Schmeißfliege könnte Verbrechensaufklärung erschweren

Tote Tiere stecken voller Leben: Im Kadaver eines Wisents weisen
Forscher ein Insekt nach, das nicht unbedingt zu erwarten war. Für
forensische Insektenkundler eine neue Herausforderung.

Würzburg/Nürnberg (dpa) - Eine klimabedingt nun auch in Mitteleuropa
vorkommende Schmeißfliege (Chrysomya albiceps) könnte die
Verbrechensaufklärung erschweren. Sie fresse andere Maden auf
Kadavern oder beeinflusse die Entwicklungszeit von Insektenlarven,
erklärte Kadaver-Ökologe Christian von Hoermann von der Universität
Würzburg. Ihre Anwesenheit erschwere Forensikern die Arbeit, da sie
schwerer einschätzen könnten, wie lange ein Kadaver schon liege.

«Ihr aggressives larvales Fressverhalten könnte die postmortale
Insektenuhr zurückdrehen, indem alle früheren Ankömmlinge beseitigt
werden», erklärt von Hoermann. «Für Forensiker ist es wichtig zu
wissen, wo diese Schmeißfliege vorkommt.» 

Insekten als Ermittlerhilfe

Insekten auf Leichen können eine wichtige Hilfe bei Mordermittlungen
sein. Hunderte von Insektenarten bevölkern dann den toten Körper -
und liefern Experten eine Vielzahl an Spuren. 

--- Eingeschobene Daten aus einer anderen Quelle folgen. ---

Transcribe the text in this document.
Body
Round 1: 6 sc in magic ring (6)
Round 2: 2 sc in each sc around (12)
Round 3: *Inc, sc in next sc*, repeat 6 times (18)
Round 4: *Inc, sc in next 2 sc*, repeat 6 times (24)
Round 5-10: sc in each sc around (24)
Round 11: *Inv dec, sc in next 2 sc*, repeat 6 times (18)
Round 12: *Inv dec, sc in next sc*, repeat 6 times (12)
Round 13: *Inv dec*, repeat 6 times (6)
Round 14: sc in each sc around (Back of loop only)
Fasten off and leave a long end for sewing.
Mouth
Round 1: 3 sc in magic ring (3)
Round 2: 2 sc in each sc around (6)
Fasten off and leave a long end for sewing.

Besonders bedeutend sind dabei die Larven von bestimmten Fliegen und
Käfern. Experten können anhand des Insektenbefalls feststellen, wie
lange Leichen schon an einem bestimmten Ort gelegen haben - oder ob
sie zuvor schon an einem anderen Ort mit anderen Merkmalen und dann
auch anderen Insektenarten gewesen sind.

Viele Aasbesucher auf totem Wisent 

Von Hoermann hatte für ein Forschungsprojekt zusammen mit dem
Tiergarten Nürnberg, dem Nationalpark Bayerischer Wald und dem
tschechischen Nationalpark ?umava Ende Juli einen toten Wisentbullen
(Bison bonasus) im ?umava-Nationalpark ausgelegt - unweit zur
Landesgrenze Bayerns. Nach Angaben des Tiergartens war dies die erste
Auslegung eines Wisentkadavers unter gezielter wissenschaftlicher
Beprobung und Beobachtung in Mitteleuropa.

Mehr als zwei Monate beobachteten die Wissenschaftler, wie das Tier
zerfiel. Dabei sei erstmals die Schmeißfliege Chrysomya albiceps in
dem Nationalpark entdeckt worden. Bisher waren Funde nur aus wärmeren
Gebieten in Südeuropa, den orientalischen und tropischen Regionen
bekannt.

Von Hoermann und seine Kollegen werteten für das Projekt Aufnahmen
von Kamerafallen aus, sammelten Insekten mithilfe von im Boden
vergrabenen Becherfallen und erfassten Pilze und Bakterien mit
Mundschleimhautabstrichen. «Die große tote tierische Biomasse erlaubt
eine sehr hohe Individuenzahl an Aasbesuchern, was sich wiederum
positiv auf die 
erfasste Zahl der Arten und somit auf den Erhalt und die Förderung
der 
Biodiversität auswirkt», erklärte der Forscher.

Wisentkadaver kam aus Nürnberg

Der Kadaver stammte aus dem Tiergarten Nürnberg. Wisentkadaver seien
von hohem wissenschaftlichen Interesse, da die Art seit mindestens
200 Jahren in der Region ausgestorben und die Rolle ihrer Kadaver im
Ökosystem daher nicht bekannt sei, hieß es. Außerdem wiesen sie die
höchste Biomasse aller Landsäugetiere in Europa auf.

«Eine spannende Begebenheit aus dem ?umava-Nationalpark mit hoher
Relevanz nicht nur für die ganzheitliche Erfassung der Biodiversität,
sondern auch für die Aufklärung von Verbrechen», sagte von Hoermann.